Abstract

The cytokine interleukin 2 (IL2) is produced by activated helper T lymphocytes and modulates the growth and activity of cells expressing high-affinity surface IL2 receptors that transduce its signaling. After ligand binding to receptors on the plasma membrane, receptor-ligand complexes are rapidly endocytosed and IL2 is degraded in acidic compartments. The best known receptor-mediated endocytosis pathway involves clathrin-coated pits. Receptors that carry an internalization signal recognized by adaptors on the cytosolic side of the plasma membrane are clustered into the coated pits and enter cells very efficiently. Many receptors use this pathway, but other endocytic pathways have also been reported, for ricin, EGF and insulin, for instance, which seem to be less efficient than the coated one. We compared the endocytosis of IL2 and its receptors to that of transferrin, a marker of the coated pit pathway. Under normal conditions, the kinetics of entry of IL2 was two times slower than that of transferrin.

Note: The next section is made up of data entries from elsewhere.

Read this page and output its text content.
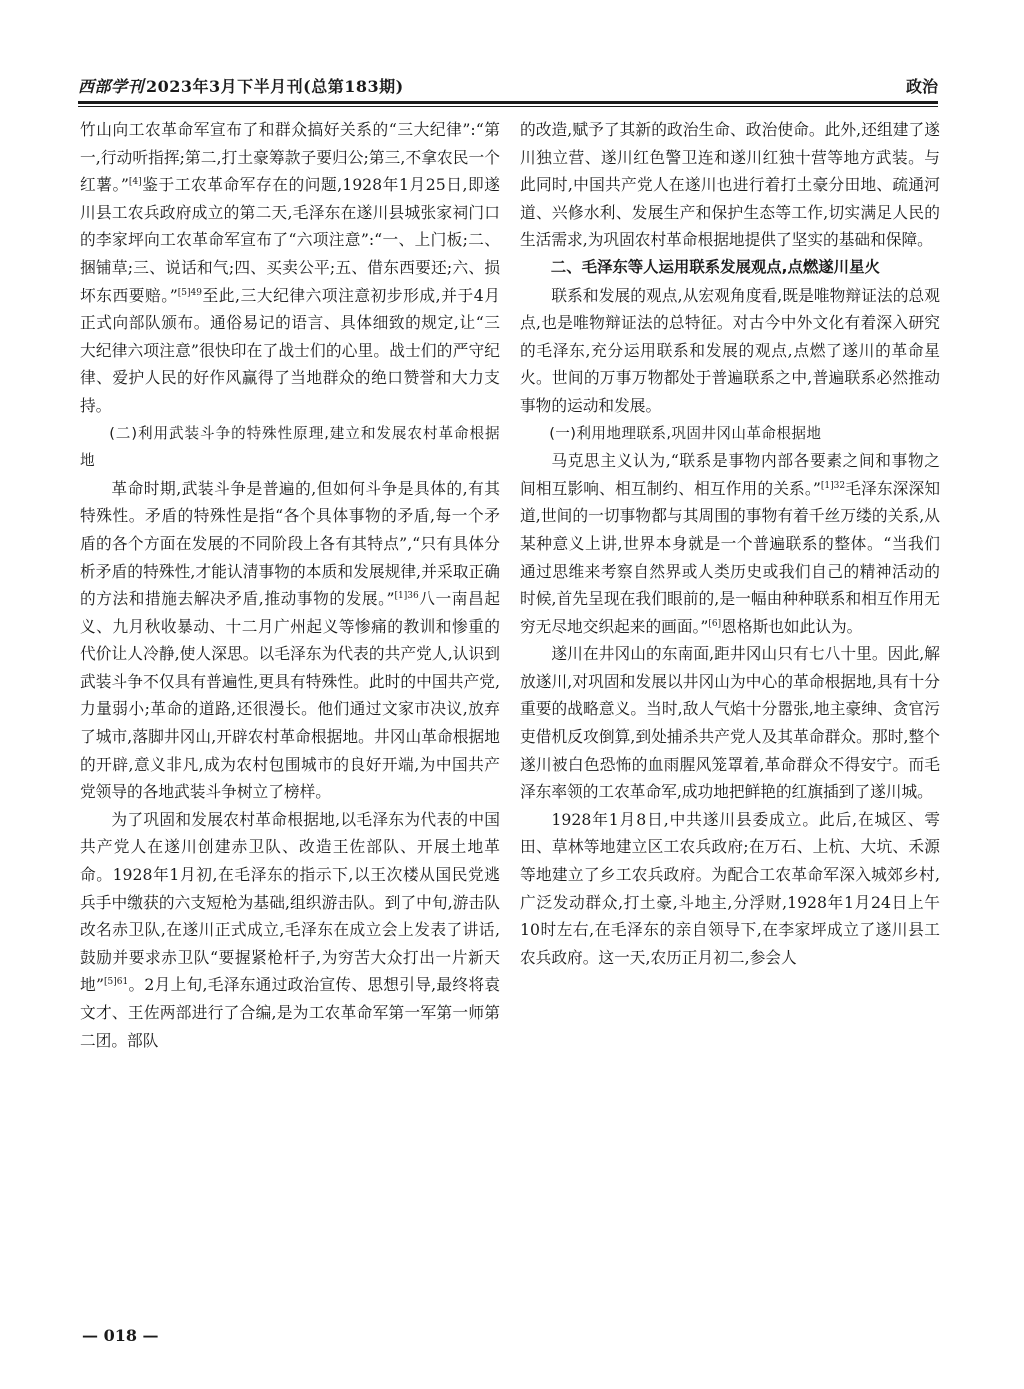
西部学刊 2023年3月下半月刊(总第183期)	政治

竹山向工农革命军宣布了和群众搞好关系的“三大纪律”:“第一,行动听指挥;第二,打土豪筹款子要归公;第三,不拿农民一个红薯。”[4]鉴于工农革命军存在的问题,1928年1月25日,即遂川县工农兵政府成立的第二天,毛泽东在遂川县城张家祠门口的李家坪向工农革命军宣布了“六项注意”:“一、上门板;二、捆铺草;三、说话和气;四、买卖公平;五、借东西要还;六、损坏东西要赔。”$^{[5]49}$至此,三大纪律六项注意初步形成,并于4月正式向部队颁布。通俗易记的语言、具体细致的规定,让“三大纪律六项注意”很快印在了战士们的心里。战士们的严守纪律、爱护人民的好作风赢得了当地群众的绝口赞誉和大力支持。

(二)利用武装斗争的特殊性原理,建立和发展农村革命根据地

革命时期,武装斗争是普遍的,但如何斗争是具体的,有其特殊性。矛盾的特殊性是指“各个具体事物的矛盾,每一个矛盾的各个方面在发展的不同阶段上各有其特点”,“只有具体分析矛盾的特殊性,才能认清事物的本质和发展规律,并采取正确的方法和措施去解决矛盾,推动事物的发展。”$^{[1]36}$八一南昌起义、九月秋收暴动、十二月广州起义等惨痛的教训和惨重的代价让人冷静,使人深思。以毛泽东为代表的共产党人,认识到武装斗争不仅具有普遍性,更具有特殊性。此时的中国共产党,力量弱小;革命的道路,还很漫长。他们通过文家市决议,放弃了城市,落脚井冈山,开辟农村革命根据地。井冈山革命根据地的开辟,意义非凡,成为农村包围城市的良好开端,为中国共产党领导的各地武装斗争树立了榜样。

为了巩固和发展农村革命根据地,以毛泽东为代表的中国共产党人在遂川创建赤卫队、改造王佐部队、开展土地革命。1928年1月初,在毛泽东的指示下,以王次楼从国民党逃兵手中缴获的六支短枪为基础,组织游击队。到了中旬,游击队改名赤卫队,在遂川正式成立,毛泽东在成立会上发表了讲话,鼓励并要求赤卫队“要握紧枪杆子,为穷苦大众打出一片新天地”$^{[5]61}$。2月上旬,毛泽东通过政治宣传、思想引导,最终将袁文才、王佐两部进行了合编,是为工农革命军第一军第一师第二团。部队

的改造,赋予了其新的政治生命、政治使命。此外,还组建了遂川独立营、遂川红色警卫连和遂川红独十营等地方武装。与此同时,中国共产党人在遂川也进行着打土豪分田地、疏通河道、兴修水利、发展生产和保护生态等工作,切实满足人民的生活需求,为巩固农村革命根据地提供了坚实的基础和保障。

二、毛泽东等人运用联系发展观点,点燃遂川星火

联系和发展的观点,从宏观角度看,既是唯物辩证法的总观点,也是唯物辩证法的总特征。对古今中外文化有着深入研究的毛泽东,充分运用联系和发展的观点,点燃了遂川的革命星火。世间的万事万物都处于普遍联系之中,普遍联系必然推动事物的运动和发展。

(一)利用地理联系,巩固井冈山革命根据地

马克思主义认为,“联系是事物内部各要素之间和事物之间相互影响、相互制约、相互作用的关系。”$^{[1]32}$毛泽东深深知道,世间的一切事物都与其周围的事物有着千丝万缕的关系,从某种意义上讲,世界本身就是一个普遍联系的整体。“当我们通过思维来考察自然界或人类历史或我们自己的精神活动的时候,首先呈现在我们眼前的,是一幅由种种联系和相互作用无穷无尽地交织起来的画面。”[6]恩格斯也如此认为。

遂川在井冈山的东南面,距井冈山只有七八十里。因此,解放遂川,对巩固和发展以井冈山为中心的革命根据地,具有十分重要的战略意义。当时,敌人气焰十分嚣张,地主豪绅、贪官污吏借机反攻倒算,到处捕杀共产党人及其革命群众。那时,整个遂川被白色恐怖的血雨腥风笼罩着,革命群众不得安宁。而毛泽东率领的工农革命军,成功地把鲜艳的红旗插到了遂川城。

1928年1月8日,中共遂川县委成立。此后,在城区、雩田、草林等地建立区工农兵政府;在万石、上杭、大坑、禾源等地建立了乡工农兵政府。为配合工农革命军深入城郊乡村,广泛发动群众,打土豪,斗地主,分浮财,1928年1月24日上午10时左右,在毛泽东的亲自领导下,在李家坪成立了遂川县工农兵政府。这一天,农历正月初二,参会人

— 018 —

When internalization via coated pits was inhibited by two different methods, potassium depletion and cytosol acidification, endocytosis of IL2 and its receptors was only partly inhibited, while transferrin entry was strongly affected. Treatment with the cationic amphiphilic drug chlorpromazine, which induces a redistribution of a clathrin-coated pit component, AP-2, to endosomes, reduced transferrin, but not IL2 internalization. Thus, unexpectedly, this cytokine and its receptors can still be rapidly endocytosed in the absence of functional clathrin-coated structures. We propose a model for receptor-mediated endocytosis that may account for these results and published data on other receptors.